In Mexico and at the Mondragon table in the museum, guests can have inscribed the name of a deceased person they want to honor on the sugar skull.
“There’s a healing component to Day of the Dead, and there’s also the whole concept of honoring someone,” said Carlos Tortolero, National Museum of Mexican Art president. “In the U.S. they have this thing — don’t cry. Any shrink will tell you that’s crazy. If you want to cry, cry. You want to tell a story, tell a story. This is all about dealing with death in the best possible way.”
He added: “We all die. We’re all in this together.”
The Mondragons have become an integral part of the museum’s celebration through the years, Tortolero said.
“They help make everything better,” he said. “I can’t tell you how many times I was somewhere and someone says ‘I was in high school (on a field trip to the museum)’ and they talk about the skulls and now they go back every year.”
The Mondragons live in a museum-owned apartment across the street from the museum. Starting in late August, the couple spends three hours every morning mixing 30 pounds of sugar with water, then pouring the liquid into clay molds. They make about 800 skulls a day through Oct. 20, when they have enough surplus to last through Nov. 2.
Two years ago, Mondragon had a brush with the cold reality behind the holiday as he underwent surgery to remove a kidney.
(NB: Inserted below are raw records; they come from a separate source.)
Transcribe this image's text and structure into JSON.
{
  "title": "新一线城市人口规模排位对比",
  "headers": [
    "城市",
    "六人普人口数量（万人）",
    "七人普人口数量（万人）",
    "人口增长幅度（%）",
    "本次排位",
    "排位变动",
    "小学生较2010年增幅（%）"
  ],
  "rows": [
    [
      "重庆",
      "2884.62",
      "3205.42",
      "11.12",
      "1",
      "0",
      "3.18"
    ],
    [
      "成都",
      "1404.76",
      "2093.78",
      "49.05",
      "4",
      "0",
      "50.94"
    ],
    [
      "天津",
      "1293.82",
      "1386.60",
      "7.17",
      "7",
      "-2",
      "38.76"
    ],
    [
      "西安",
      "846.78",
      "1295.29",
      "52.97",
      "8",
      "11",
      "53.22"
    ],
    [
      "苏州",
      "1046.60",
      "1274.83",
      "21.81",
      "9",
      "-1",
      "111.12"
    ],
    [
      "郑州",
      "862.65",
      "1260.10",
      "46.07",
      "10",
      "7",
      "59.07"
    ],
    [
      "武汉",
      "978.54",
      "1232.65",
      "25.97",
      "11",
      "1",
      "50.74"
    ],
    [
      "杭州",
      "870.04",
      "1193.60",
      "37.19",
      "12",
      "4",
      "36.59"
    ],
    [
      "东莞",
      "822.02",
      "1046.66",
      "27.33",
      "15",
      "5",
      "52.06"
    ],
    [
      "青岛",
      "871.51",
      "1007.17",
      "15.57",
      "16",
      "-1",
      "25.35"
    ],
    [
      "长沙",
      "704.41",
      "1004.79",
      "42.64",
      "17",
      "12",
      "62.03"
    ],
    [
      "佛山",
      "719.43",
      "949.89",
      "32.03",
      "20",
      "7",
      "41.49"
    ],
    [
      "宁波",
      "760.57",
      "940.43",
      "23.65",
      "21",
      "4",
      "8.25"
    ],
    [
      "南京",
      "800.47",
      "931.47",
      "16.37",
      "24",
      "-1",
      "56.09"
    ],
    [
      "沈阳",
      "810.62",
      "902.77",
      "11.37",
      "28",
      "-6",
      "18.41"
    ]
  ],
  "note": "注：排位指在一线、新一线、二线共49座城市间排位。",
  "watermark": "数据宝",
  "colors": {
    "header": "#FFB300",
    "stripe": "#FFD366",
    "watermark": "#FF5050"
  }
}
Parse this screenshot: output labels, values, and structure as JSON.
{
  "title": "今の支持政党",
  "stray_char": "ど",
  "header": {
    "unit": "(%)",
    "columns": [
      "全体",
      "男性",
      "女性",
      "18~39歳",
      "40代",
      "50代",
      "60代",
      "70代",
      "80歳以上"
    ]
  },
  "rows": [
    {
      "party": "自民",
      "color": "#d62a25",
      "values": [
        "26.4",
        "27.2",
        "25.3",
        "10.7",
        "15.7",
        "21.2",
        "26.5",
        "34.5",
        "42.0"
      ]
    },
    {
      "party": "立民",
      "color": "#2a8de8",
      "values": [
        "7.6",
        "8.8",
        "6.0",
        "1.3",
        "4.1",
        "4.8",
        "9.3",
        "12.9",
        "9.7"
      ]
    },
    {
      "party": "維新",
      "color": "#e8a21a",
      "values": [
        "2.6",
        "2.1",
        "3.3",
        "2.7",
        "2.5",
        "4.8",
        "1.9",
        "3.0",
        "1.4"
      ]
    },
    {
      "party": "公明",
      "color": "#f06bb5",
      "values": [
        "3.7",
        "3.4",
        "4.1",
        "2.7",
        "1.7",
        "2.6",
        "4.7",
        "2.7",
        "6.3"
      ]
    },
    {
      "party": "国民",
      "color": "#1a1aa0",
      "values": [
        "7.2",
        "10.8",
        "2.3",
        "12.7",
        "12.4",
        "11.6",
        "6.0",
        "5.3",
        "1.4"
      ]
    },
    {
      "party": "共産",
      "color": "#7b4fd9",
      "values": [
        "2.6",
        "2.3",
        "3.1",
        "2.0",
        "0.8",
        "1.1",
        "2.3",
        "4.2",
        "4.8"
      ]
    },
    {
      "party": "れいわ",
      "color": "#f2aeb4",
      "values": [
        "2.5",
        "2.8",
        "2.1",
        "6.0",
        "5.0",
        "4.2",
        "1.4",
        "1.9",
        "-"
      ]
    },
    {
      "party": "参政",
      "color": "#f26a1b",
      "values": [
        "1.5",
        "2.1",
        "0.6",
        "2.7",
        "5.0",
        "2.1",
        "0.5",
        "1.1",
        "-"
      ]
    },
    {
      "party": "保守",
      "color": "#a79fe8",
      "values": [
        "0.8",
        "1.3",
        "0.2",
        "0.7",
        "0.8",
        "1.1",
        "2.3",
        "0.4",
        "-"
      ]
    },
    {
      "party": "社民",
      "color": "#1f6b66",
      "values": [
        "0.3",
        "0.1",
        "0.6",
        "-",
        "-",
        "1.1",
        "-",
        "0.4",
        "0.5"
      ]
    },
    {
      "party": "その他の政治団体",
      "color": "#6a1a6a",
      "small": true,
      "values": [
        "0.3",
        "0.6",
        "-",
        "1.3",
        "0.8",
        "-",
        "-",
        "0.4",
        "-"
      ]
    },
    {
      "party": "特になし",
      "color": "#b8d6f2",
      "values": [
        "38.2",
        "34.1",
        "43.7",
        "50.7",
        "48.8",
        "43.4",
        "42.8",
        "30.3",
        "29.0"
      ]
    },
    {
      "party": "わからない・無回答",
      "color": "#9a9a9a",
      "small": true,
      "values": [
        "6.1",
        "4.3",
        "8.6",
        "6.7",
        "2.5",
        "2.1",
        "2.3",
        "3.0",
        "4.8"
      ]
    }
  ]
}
“I was almost dead,” he said. “My main concern was that nobody was going to make the alfeñique, that nobody in the family knew how to do it.”
His three children stepped up, and he’s trying to teach his grandchildren in Mexico. But Mondragon acknowledges that of the 40 families in Toluca who once sold handmade alfeñique, only about five remain.
“The tradition dies when the families stop,” he said.